Connect with us

Feature

Era Kemerdekaan Air di Desa Pucung

Published

on

Jayakarta News – Jauh di kedalaman perut Gua Suruh, Desa Pucung, Kecamatan Eromoko, Kabupaten Wonogiri, Jawa Tengah, Agustus 2001. “Luar biasa, luar biasa…,” pekik Joko Sulistyo sesaat setelah kakinya menyentuh air.  Ia sadar betul, ini bukan air secerukan atau sekubangan.  Ini air sungai.

Joko Sulistyo (Foto: koleksi pribadi)

Pikiran Joko lantas terbang ke desa Pucung. Warga desa pemilik Gua Suruh itu selalu dilanda paceklik air di musim kemarau. Ia bertekad menaikkan air sungai bawah gua itu. Air sungai kapur ini harus menjadi sumber air tambahan bagi warga. Tapi apa teknologinya dan bagaimana cara memasang peralatan di tempat tersembunyi jauh di kedalaman perut bumi? Bagaimana pula mengajak warga yang selama ini banyak yang ketakutan memasuki Gua Suruh  karena telah lama beredar  kabar miring bahwa gua itu angker? Joko terpicu untuk menjawab pertanyaan-pertanyaan itu demi mewujudkan mimpinya membawa masyarakat Desa Pucung menuju era kemerdekaan air bersih.       

Andaikata Joko berkarakter cuek, ia tak akan terusik dengan semua hal ihwal tentang usaha menaikkan air sungai kapur bawah gua itu. Warga desa Pucung beruntung kadatangan tamu pecinta alam sekaliber Joko dan kawan-kawannya.

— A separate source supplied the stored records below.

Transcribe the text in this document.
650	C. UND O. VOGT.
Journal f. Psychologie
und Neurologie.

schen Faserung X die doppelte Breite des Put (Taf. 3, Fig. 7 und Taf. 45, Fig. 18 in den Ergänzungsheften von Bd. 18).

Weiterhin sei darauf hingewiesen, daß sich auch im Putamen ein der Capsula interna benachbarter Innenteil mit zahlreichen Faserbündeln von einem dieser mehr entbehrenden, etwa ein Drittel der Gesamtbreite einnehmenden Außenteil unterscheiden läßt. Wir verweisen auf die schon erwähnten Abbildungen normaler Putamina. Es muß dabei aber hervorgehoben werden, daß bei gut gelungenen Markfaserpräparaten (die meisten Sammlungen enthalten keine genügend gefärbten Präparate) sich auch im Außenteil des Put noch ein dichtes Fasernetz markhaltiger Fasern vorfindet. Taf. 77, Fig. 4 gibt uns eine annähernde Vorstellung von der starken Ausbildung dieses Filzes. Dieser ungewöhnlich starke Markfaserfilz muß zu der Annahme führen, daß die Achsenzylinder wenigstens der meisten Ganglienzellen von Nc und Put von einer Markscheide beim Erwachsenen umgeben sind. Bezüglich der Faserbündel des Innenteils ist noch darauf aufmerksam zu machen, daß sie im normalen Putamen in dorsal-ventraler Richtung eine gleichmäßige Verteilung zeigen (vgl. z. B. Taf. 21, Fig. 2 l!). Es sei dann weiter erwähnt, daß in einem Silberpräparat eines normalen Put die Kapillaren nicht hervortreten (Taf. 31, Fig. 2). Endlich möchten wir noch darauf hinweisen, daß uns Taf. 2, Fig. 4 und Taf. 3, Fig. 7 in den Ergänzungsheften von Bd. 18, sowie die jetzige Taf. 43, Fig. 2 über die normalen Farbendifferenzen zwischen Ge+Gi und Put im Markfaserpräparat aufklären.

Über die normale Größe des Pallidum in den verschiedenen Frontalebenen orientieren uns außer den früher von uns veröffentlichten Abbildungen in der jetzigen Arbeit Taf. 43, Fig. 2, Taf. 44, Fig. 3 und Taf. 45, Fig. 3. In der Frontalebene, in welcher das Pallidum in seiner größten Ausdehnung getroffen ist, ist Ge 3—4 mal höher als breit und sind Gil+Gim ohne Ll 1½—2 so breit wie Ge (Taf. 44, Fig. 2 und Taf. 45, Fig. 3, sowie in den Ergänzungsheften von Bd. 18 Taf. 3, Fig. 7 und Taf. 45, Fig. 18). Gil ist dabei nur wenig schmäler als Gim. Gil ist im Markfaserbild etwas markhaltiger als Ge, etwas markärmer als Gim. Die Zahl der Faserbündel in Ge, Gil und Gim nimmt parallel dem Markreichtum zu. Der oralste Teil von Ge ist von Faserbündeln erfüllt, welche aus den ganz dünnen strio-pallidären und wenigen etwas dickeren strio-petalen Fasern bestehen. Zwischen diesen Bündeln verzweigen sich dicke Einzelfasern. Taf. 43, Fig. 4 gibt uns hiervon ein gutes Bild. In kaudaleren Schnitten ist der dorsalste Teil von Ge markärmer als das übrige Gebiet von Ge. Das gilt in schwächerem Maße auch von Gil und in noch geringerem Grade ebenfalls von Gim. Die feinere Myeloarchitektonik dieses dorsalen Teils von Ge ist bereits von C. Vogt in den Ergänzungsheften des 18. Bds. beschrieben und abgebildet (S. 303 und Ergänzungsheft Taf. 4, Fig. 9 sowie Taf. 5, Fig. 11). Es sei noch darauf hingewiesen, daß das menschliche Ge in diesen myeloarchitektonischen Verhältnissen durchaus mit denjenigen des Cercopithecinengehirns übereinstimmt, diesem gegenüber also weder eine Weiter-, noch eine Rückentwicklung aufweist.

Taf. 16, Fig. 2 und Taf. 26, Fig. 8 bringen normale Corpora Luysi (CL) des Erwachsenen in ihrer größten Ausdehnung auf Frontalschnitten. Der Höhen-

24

Mereka bukan tipe manusia yang melampiaskan kegilaan caving (penjelajahan gua) semata-mata untuk: berpetualang, membuat foto, merekam video atau melakukan riset ilmiah yang hasilnya selesai di forum presentasi, debat, diskusi dengan segepok laporan tebal yang digandakan berkali-kali tetapi bisa jadi hanya dibaca sesekali. 

Penerima anugerah Satu Indonesia Award Astra tahun 2013 ini berbeda. Joko adalah figur pecinta alam sekaligus fotografer plus. Ini berarti kegilaan berpetualang di alam bebas seraya merekam gambar itu ia imbangi juga dengan sentuhan kemanusiaan. Sepak terjang bapak satu anak itu klop dengan semboyan hidupnya: mengabdi, berbagi dan bahagia. Ia menggilai penelusuran gua. Baginya, keluar masuk gua tanpa hasil adalah sesuatu yang mubazir. Tatkala moncong lensa kameranya membidik sungai di perut Gua Suruh, seketika itu pula otaknya berpikir untuk menaikkan objek fotonya itu ke atas bukit.  Dari ketinggian itu, benda cair ini akan meluncur melewati pipa menuju  bak-bak penampungan di sekitar rumah warga.  

Semenjak penjelajahan Gua Suruh itu, anggota klub pecinta alam KMP Giri Bahama Fakultas Geografi Universitas Muhammadiyah Solo (UMS) ini terus berpikir untuk mengupayakan pengangkatan air dari kedalaman gua menuju  ke atas bukit yang tinggi terbuka. Awalnya ia sempat ragu akan debit air yang tergolong kecil. Kedalaman sungai ada pada kisaran 15 cm sampai dengan 50 cm. “Ah, saat penjelajahan Gua Suruh pertama kali itu kan musim kemarau, di kala penghujan pastilah debit air akan melimpah,” tutur Joko menepis keraguannya sendiri. 

Ada lagi tantangan lain. Apa teknologinya? Darimana dananya? Siapa eksekutornya? Bagaimana cara membangun instalasi dan semua seluk beluknya di tempat terkucil jauh di kedalaman perut bumi?  Semua tantangan itu tak membuat Joko setop. Tekadnya bulat utuh. Skenario optimis ia kibarkan tinggi-tinggi. Semangatnya berkobar demi menghapus keringat warga desa Pucung di musim kemarau dengan siraman air Gua Suruh.     

Lansekap permukaan Gua Suruh. (Foto: Joko Sulistyo)

Kondisi Alam

Desa Pucung berada di ketinggian 500 hingga 600 meter di atas permukaan air laut (mdpl). Karst atau batuan kapur mendominasi wilayah yang bentang alamnya 70 persen bergunduk-gunduk membentuk perbukitan ini. Seluas 30 persen sisanya berupa dataran sempit dan lembah, yang sebagian dikelola sebagai lahan pertanian tanah kering.

Ciri khas kawasan perbukitan kapur adalah bentukan-bentukan gua yang tersebar di permukaan, di lembah-lembah, atau di cerukan baik terbuka maupun  tertutup vegetasi. Di kawasan ini ada sejumlah 13 gua antara lain Gua Kangkung, Gua Jeromati, Luweng WC atau Kakus, Gua Tembus, Luweng Gesing, Gua Kucing, Gua Suruh, dll.  Nama-nama gua itu, menurut info Joko, diberikan oleh penemunya. Hanya Suruh satu-satunya gua di Desa Pucung yang telah diketahui memiliki sungai bawah tanah. “Mulut Gua Suruh terletak di pusat cekungan, tak terlihat karena terhalang vegetasi.  Jaraknya  dari rumah warga sekitar 700 meter,” kata Joko.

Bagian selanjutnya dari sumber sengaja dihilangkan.